Whether it’s a chat with a friend, your GP, opening up to a stranger on a helpline, or finding solace with people going through similar experiences on an internet forum — find the space that works for you and offload.

Ditch diets

We all know diets can be a vicious cycle, setting you up for mood swings and often greater weight gain — and just recently, a US study found women who yo-yo dieted had a higher risk of sudden cardiac death and coronary heart diseases.

“It’s worth bearing in mind that most foods have some health benefits (except the processed, sugary types),” says says nutrionist Shona Wilkinson.

“You can therefore still have most foods, but save some for occasional treats.

“For example, it isn’t beneficial for health to eat red meat every day, but certainly the occasional steak with vegetables is great. By limiting your intake of a particular thing, rather than cutting it out, you can save yourself the torment of cravings.”

Exit the office cake trap

Barely a week goes by in our office when somebody isn’t slicing cake and offering it round.

There’s nothing wrong with enjoying the occasional slice of cake, but this is a very real example of how easy it can be to lose control of good intentions when you’re in a group, or your environment doesn’t support them.

Chances are you’re not the only one in the office concerned about the repercussions of scoffing cake and biscuits on a daily basis, so why not make a pact with colleagues to bring in healthy snacks and limit treats?

Move your body

It’s a solidly established fact that people who are regularly physically active have a significantly lower risk of major diseases like type 2 diabetes, many cancers and heart disease — and there’s a wealth of evidence that exercise supports mental health too.

Find the ‘thing’ that feels like a joy, rather than a chore — whether it’s country walks, dancing, skipping in the garden or ultra-marathons — and just do it.

Curate your social media

Does browsing Facebook leave you on a bit of a downer? Battling FOMO attacks, questioning why everyone else’s life looks better than yours?

Newsflash: You’re in the driving seat here. Nobody’s forcing you to look at Facebook or Instagram, or feel bad afterwards.

If it’s impacting your self-esteem and moods, do something about it — just have a break entirely, even if it’s just for a week.

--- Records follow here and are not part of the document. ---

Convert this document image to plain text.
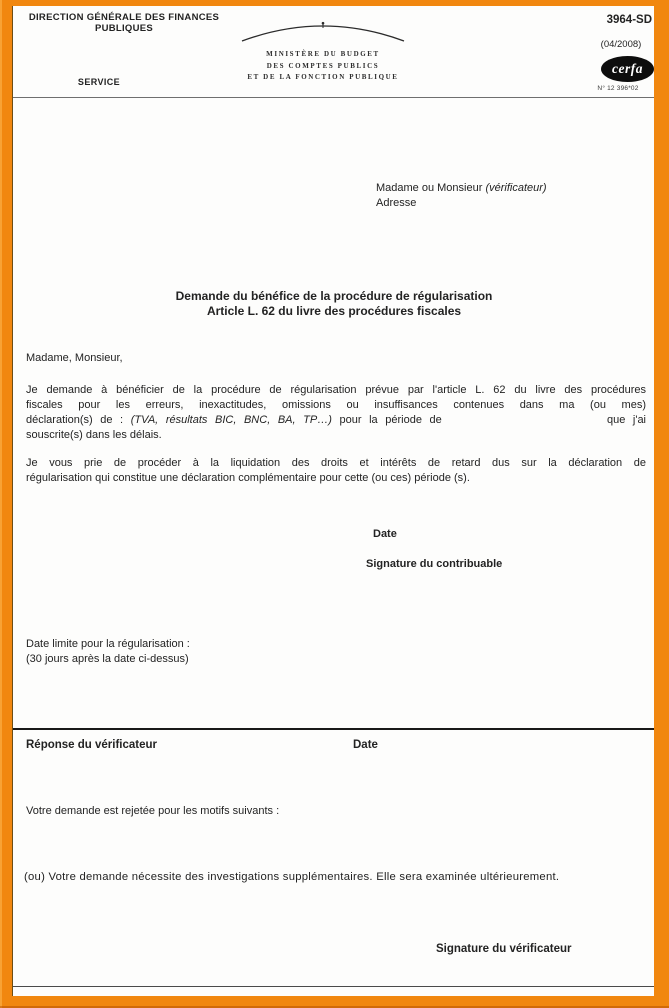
DIRECTION GÉNÉRALE DES FINANCES
PUBLIQUES
SERVICE
MINISTÈRE DU BUDGET
DES COMPTES PUBLICS
ET DE LA FONCTION PUBLIQUE
3964-SD
(04/2008)
cerfa
N° 12 396*02
Madame ou Monsieur (vérificateur)
Adresse
Demande du bénéfice de la procédure de régularisation
Article L. 62 du livre des procédures fiscales
Madame, Monsieur,
Je demande à bénéficier de la procédure de régularisation prévue par l'article L. 62 du livre des procédures
fiscales pour les erreurs, inexactitudes, omissions ou insuffisances contenues dans ma (ou mes)
déclaration(s) de : (TVA, résultats BIC, BNC, BA, TP…) pour la période de	que j'ai
souscrite(s) dans les délais.
Je vous prie de procéder à la liquidation des droits et intérêts de retard dus sur la déclaration de
régularisation qui constitue une déclaration complémentaire pour cette (ou ces) période (s).
Date
Signature du contribuable
Date limite pour la régularisation :
(30 jours après la date ci-dessus)
Réponse du vérificateur	Date
Votre demande est rejetée pour les motifs suivants :
(ou) Votre demande nécessite des investigations supplémentaires. Elle sera examinée ultérieurement.
Signature du vérificateur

Don’t put off seeing your GP

Hassle, waiting time, embarrassed about making a fuss or fearing the worst - there are tons of reasons we put off seeing the doctor (and statistics back up the cliche that men are worst for this).

A chat with the doc will help prevent you from falling down the Dr Google rabbit-hole of dread too — whatever the symptoms.

Make ‘me time’ a rule

Stress is the ‘modern plague’, and don’t we know it.

Yes, we’re more privileged than ever before, but sensory overload, long working hours and always being ‘connected’ (thanks smartphones) is leaving us frazzled and on the brink of burn-out.

So banish the guilt, and accept that ‘me time’, ‘down time’ - whatever you want to call it — is a necessity.

Read books, do crosswords, potter around the house with your phone switched off.